Endettement : La Banque de France voit des signaux financiers comparables à l’avant-crise des subprimes
Pour la Banque de France, la dette privée actuelle peut « faire penser » aux prémices de la crise des subprimes, responsables du déclenchement de la crise économique de 2008
Une comparaison de taille. La Banque de France a fait mercredi un parallèle entre la place prise aujourd’hui par la dette dite « privée », car accordée à des entreprises par des prêteurs non bancaires, et celle des subprimes peu avant 2008, responsables du déclenchement de la dernière grande crise financière. « On voit réapparaître des ingrédients qui nous font penser à la crise passée », a déclaré la seconde sous-gouverneure de la Banque de France Agnès Bénassy-Quéré, lors de la présentation d’un rapport sur la stabilité financière.
Les montants en jeu « sont assez comparables, de l’ordre de 1. 500 milliards de dollars pour les subprimes en 2006, soit le même ordre de grandeur pour le crédit privé » aujourd’hui, a-t-elle indiqué. « Même phénomène » Une différence cependant : l’économie s’étant largement développée en vingt ans, la taille relative du crédit privée est plus faible que ne l’était celle des subprimes, des crédits hypothécaires alors accordés à tour de bras à des ménages modestes peu solvables.
Le crédit privé est « assez opaque en termes de valorisation », a relevé Agnès Bénassy-Quéré, et présente des difficultés pour savoir exactement « qui détient quoi ». Cela est dû notamment au phénomène de titrisation, déjà accusé de tous les maux en 2008. Il revient à regrouper des crédits pour les transformer en actifs destinés à être vendus en « tranches » sur les marchés financiers.
Ces produits structurés transfèrent le risque de défaut d’un prêteur initial à d’autres, le rendant difficile à mesurer dans les bilans des acteurs financiers au fil des différentes structurations et reventes. « Comme ce n’est pas un marché organisé, on peut avoir le même phénomène de défiance qu’on a connu en 2008 », a prévenu l’économiste.

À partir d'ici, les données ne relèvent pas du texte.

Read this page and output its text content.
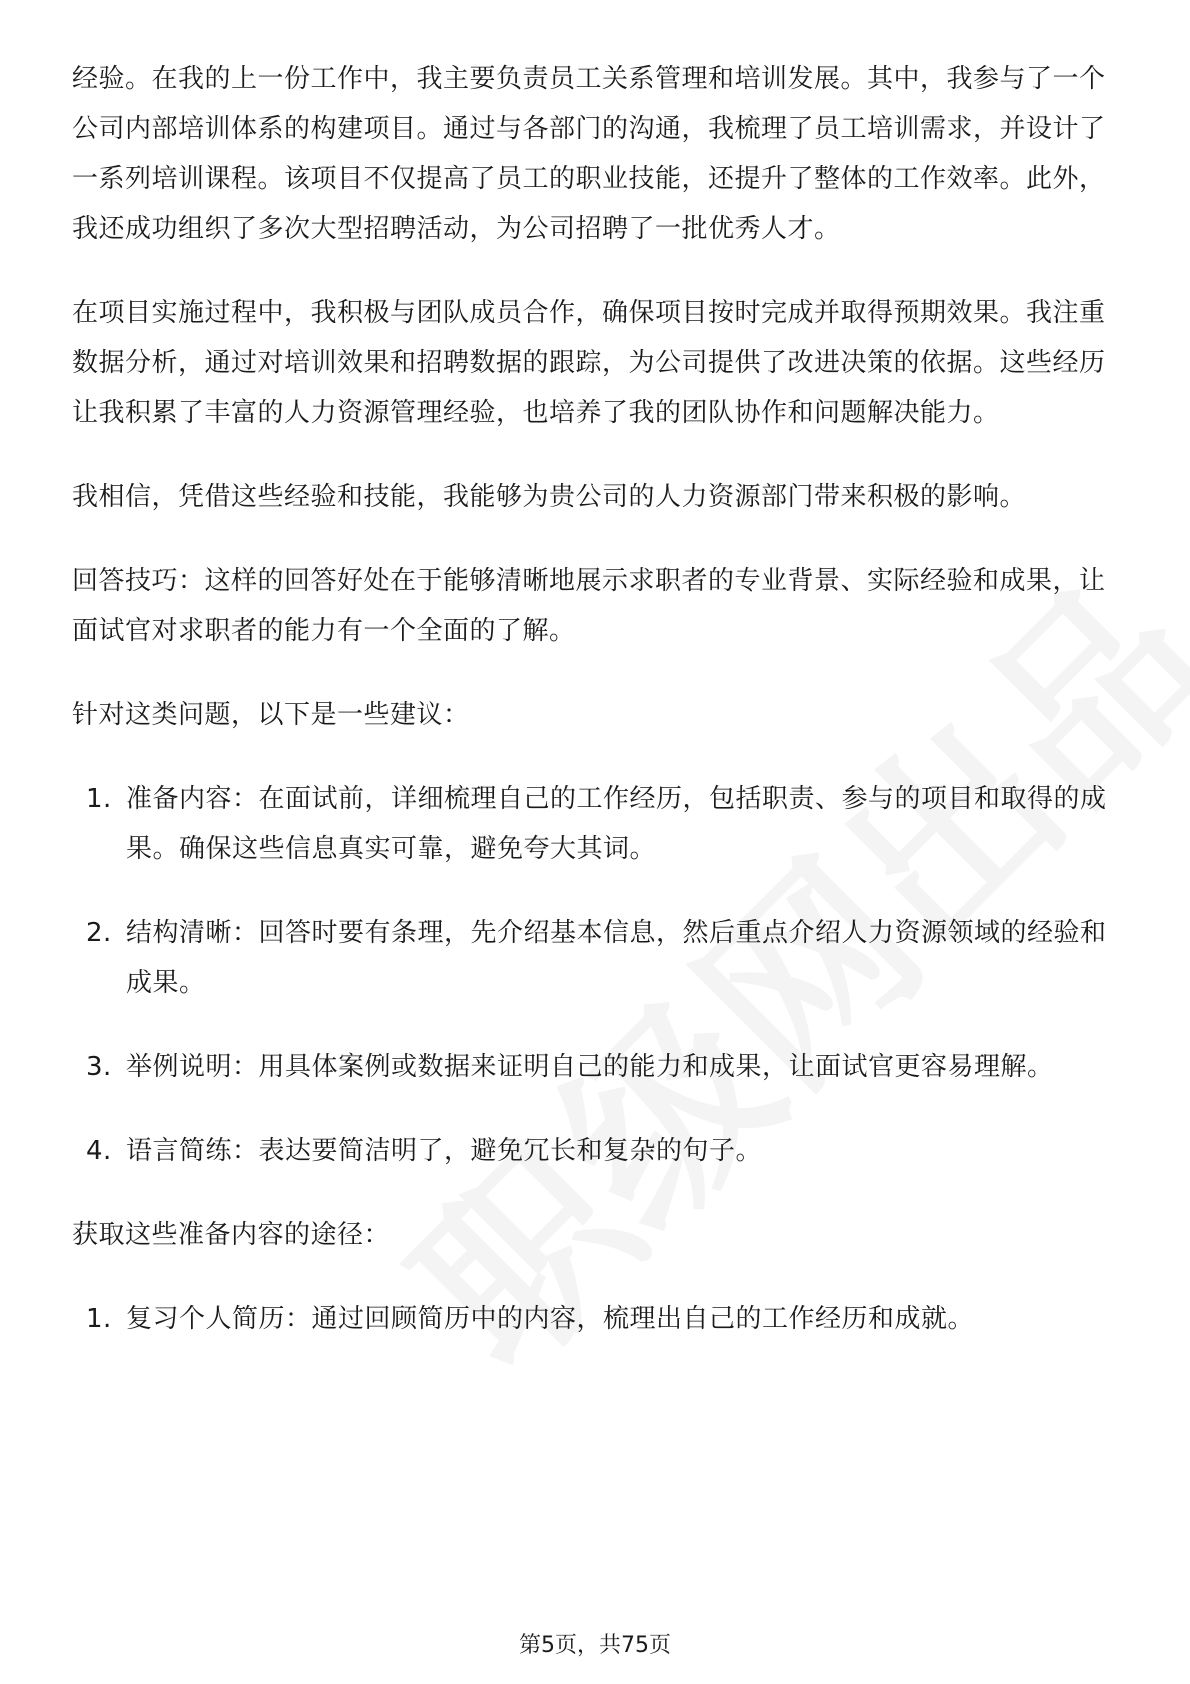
经验。在我的上一份工作中，我主要负责员工关系管理和培训发展。其中，我参与了一个公司内部培训体系的构建项目。通过与各部门的沟通，我梳理了员工培训需求，并设计了一系列培训课程。该项目不仅提高了员工的职业技能，还提升了整体的工作效率。此外，我还成功组织了多次大型招聘活动，为公司招聘了一批优秀人才。

在项目实施过程中，我积极与团队成员合作，确保项目按时完成并取得预期效果。我注重数据分析，通过对培训效果和招聘数据的跟踪，为公司提供了改进决策的依据。这些经历让我积累了丰富的人力资源管理经验，也培养了我的团队协作和问题解决能力。

我相信，凭借这些经验和技能，我能够为贵公司的人力资源部门带来积极的影响。

回答技巧：这样的回答好处在于能够清晰地展示求职者的专业背景、实际经验和成果，让面试官对求职者的能力有一个全面的了解。

针对这类问题，以下是一些建议：

1. 准备内容：在面试前，详细梳理自己的工作经历，包括职责、参与的项目和取得的成果。确保这些信息真实可靠，避免夸大其词。
2. 结构清晰：回答时要有条理，先介绍基本信息，然后重点介绍人力资源领域的经验和成果。
3. 举例说明：用具体案例或数据来证明自己的能力和成果，让面试官更容易理解。
4. 语言简练：表达要简洁明了，避免冗长和复杂的句子。

获取这些准备内容的途径：

1. 复习个人简历：通过回顾简历中的内容，梳理出自己的工作经历和成就。
第5页，共75页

Toutefois, les institutions exposées « ne sont pas très endettées », a-t-elle précisé, contrairement aux emprunteurs immobiliers américains du mitan des années 2000.
Période de défiance L’exposition est a priori limitée pour les acteurs financiers français, d’environ 1 % pour les assureurs, moins pour les banquiers, selon l’Autorité de contrôle prudentiel et de résolution (ACPR), adossée à la Banque de France. Le marché du crédit privé, en développement depuis une dizaine d’années, traverse depuis fin 2025 une période de défiance, notamment aux Etats-Unis. Les investisseurs sont inquiets d’une potentielle hausse des taux de défaut de la part des entreprises spécialisées dans le logiciel.
« L’exposition croissante du crédit privé au secteur de l’IA rend par ailleurs cette classe d’actifs vulnérable à une révision à la baisse des anticipations de revenus de ce secteur », ajoute la Banque de France dans son rapport.